La comparaison des profils cliniques des cancers dépistés avec les cancers d’intervalle et les cancers diagnostiqués sur une base symptomatologique confirment que le programme valaisan de dépistage permet de détecter des cancers à un stade plus favorable. Le pronostic des cancers d’intervalle est aussi généralement plus favorable que celui des non-participantes au programme chez qui un cancer du sein a été diagnostiqué sur la base de symptômes.

Globalement, les performances du programme valaisan de dépistage entre 2013 et 2017 se traduisent, pour 1000 participations, par 968 résultats normaux (vrais négatifs), 21 résultats faussement positifs (dont 6 donnent lieu à un examen invasif), 5 cancers dépistés (1 in situ, 3 de stade précoce et 1 de stade avancé) et 2 cancers d’intervalle (sensibilité du programme: 75,4% ; spécificité du programme: 97,6%).

Trois recommandations accompagnent ce rapport d’évaluation :

• Poursuivre les mesures visant à augmenter le volume annuel de lectures par radiologue

− L’atteinte des standards suisses préconisés est réaliste et devrait mener à une amélioration des indicateurs de qualité et de précocité diagnostique.

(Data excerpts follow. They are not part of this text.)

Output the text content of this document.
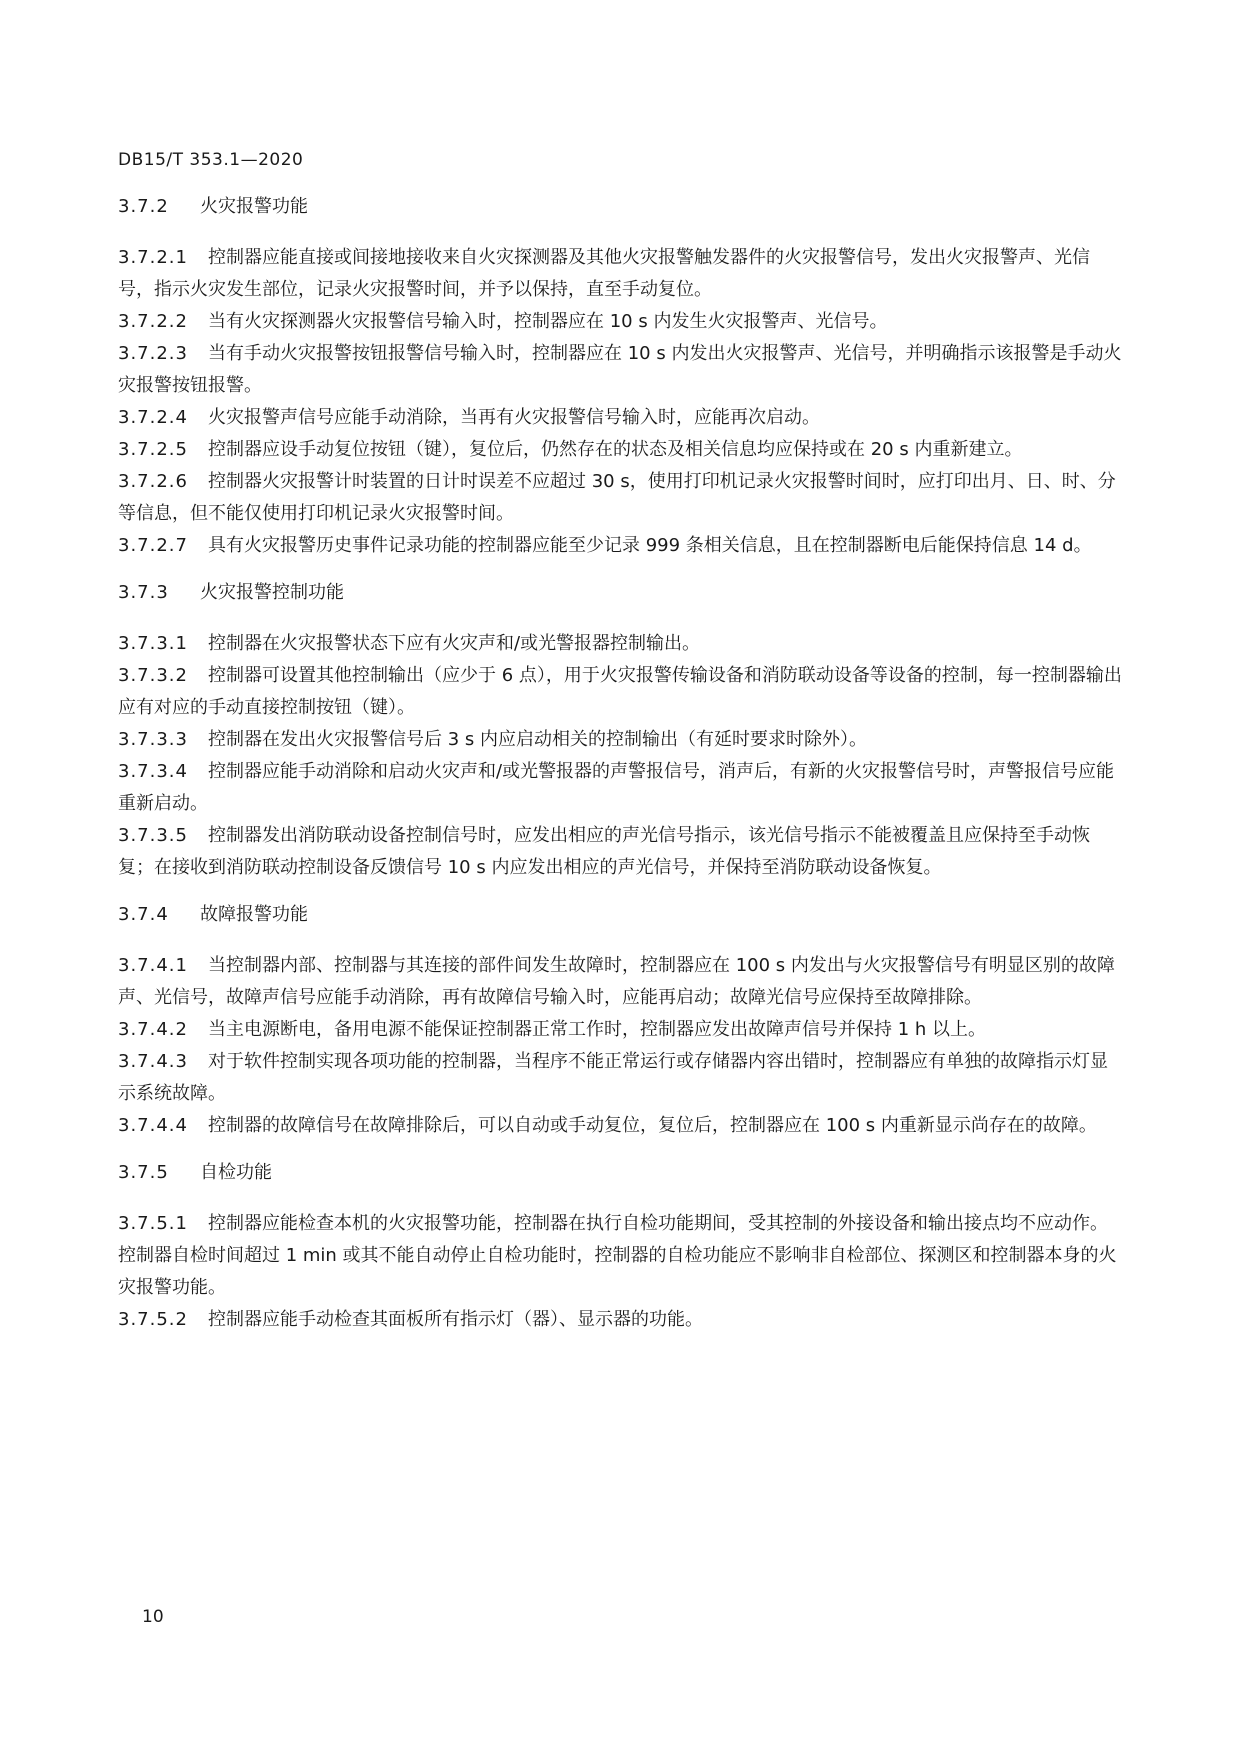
DB15/T 353.1—2020
3.7.2 火灾报警功能

3.7.2.1 控制器应能直接或间接地接收来自火灾探测器及其他火灾报警触发器件的火灾报警信号，发出火灾报警声、光信号，指示火灾发生部位，记录火灾报警时间，并予以保持，直至手动复位。

3.7.2.2 当有火灾探测器火灾报警信号输入时，控制器应在 10 s 内发生火灾报警声、光信号。

3.7.2.3 当有手动火灾报警按钮报警信号输入时，控制器应在 10 s 内发出火灾报警声、光信号，并明确指示该报警是手动火灾报警按钮报警。

3.7.2.4 火灾报警声信号应能手动消除，当再有火灾报警信号输入时，应能再次启动。

3.7.2.5 控制器应设手动复位按钮（键），复位后，仍然存在的状态及相关信息均应保持或在 20 s 内重新建立。

3.7.2.6 控制器火灾报警计时装置的日计时误差不应超过 30 s，使用打印机记录火灾报警时间时，应打印出月、日、时、分等信息，但不能仅使用打印机记录火灾报警时间。

3.7.2.7 具有火灾报警历史事件记录功能的控制器应能至少记录 999 条相关信息，且在控制器断电后能保持信息 14 d。

3.7.3 火灾报警控制功能

3.7.3.1 控制器在火灾报警状态下应有火灾声和/或光警报器控制输出。

3.7.3.2 控制器可设置其他控制输出（应少于 6 点），用于火灾报警传输设备和消防联动设备等设备的控制，每一控制器输出应有对应的手动直接控制按钮（键）。

3.7.3.3 控制器在发出火灾报警信号后 3 s 内应启动相关的控制输出（有延时要求时除外）。

3.7.3.4 控制器应能手动消除和启动火灾声和/或光警报器的声警报信号，消声后，有新的火灾报警信号时，声警报信号应能重新启动。

3.7.3.5 控制器发出消防联动设备控制信号时，应发出相应的声光信号指示，该光信号指示不能被覆盖且应保持至手动恢复；在接收到消防联动控制设备反馈信号 10 s 内应发出相应的声光信号，并保持至消防联动设备恢复。

3.7.4 故障报警功能

3.7.4.1 当控制器内部、控制器与其连接的部件间发生故障时，控制器应在 100 s 内发出与火灾报警信号有明显区别的故障声、光信号，故障声信号应能手动消除，再有故障信号输入时，应能再启动；故障光信号应保持至故障排除。

3.7.4.2 当主电源断电，备用电源不能保证控制器正常工作时，控制器应发出故障声信号并保持 1 h 以上。

3.7.4.3 对于软件控制实现各项功能的控制器，当程序不能正常运行或存储器内容出错时，控制器应有单独的故障指示灯显示系统故障。

3.7.4.4 控制器的故障信号在故障排除后，可以自动或手动复位，复位后，控制器应在 100 s 内重新显示尚存在的故障。

3.7.5 自检功能

3.7.5.1 控制器应能检查本机的火灾报警功能，控制器在执行自检功能期间，受其控制的外接设备和输出接点均不应动作。控制器自检时间超过 1 min 或其不能自动停止自检功能时，控制器的自检功能应不影响非自检部位、探测区和控制器本身的火灾报警功能。

3.7.5.2 控制器应能手动检查其面板所有指示灯（器）、显示器的功能。

10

• Objectiver la mesure de la densité mammaire

− La recommandation d’une échographie complémentaire repose sur une évaluation subjective de la densité, sujette à une forte variabilité inter-lecteurs.

• Approfondir et systématiser l’enregistrement des informations sur les échographies additionnelles et les intégrer dans MC-SIS

− Les informations actuelles sont insuffisantes pour mener une évaluation rigoureuse de l’apport de l’échographie complémentaire. Cette recommandation est d’autant plus importante que la plus-value de l’échographie complémentaire n’est, sur le plan scientifique, pas clairement avérée.

En conclusion, les résultats montrent une utilisation, une qualité et une efficacité bonnes et stables dans le temps du programme valaisan de dépistage.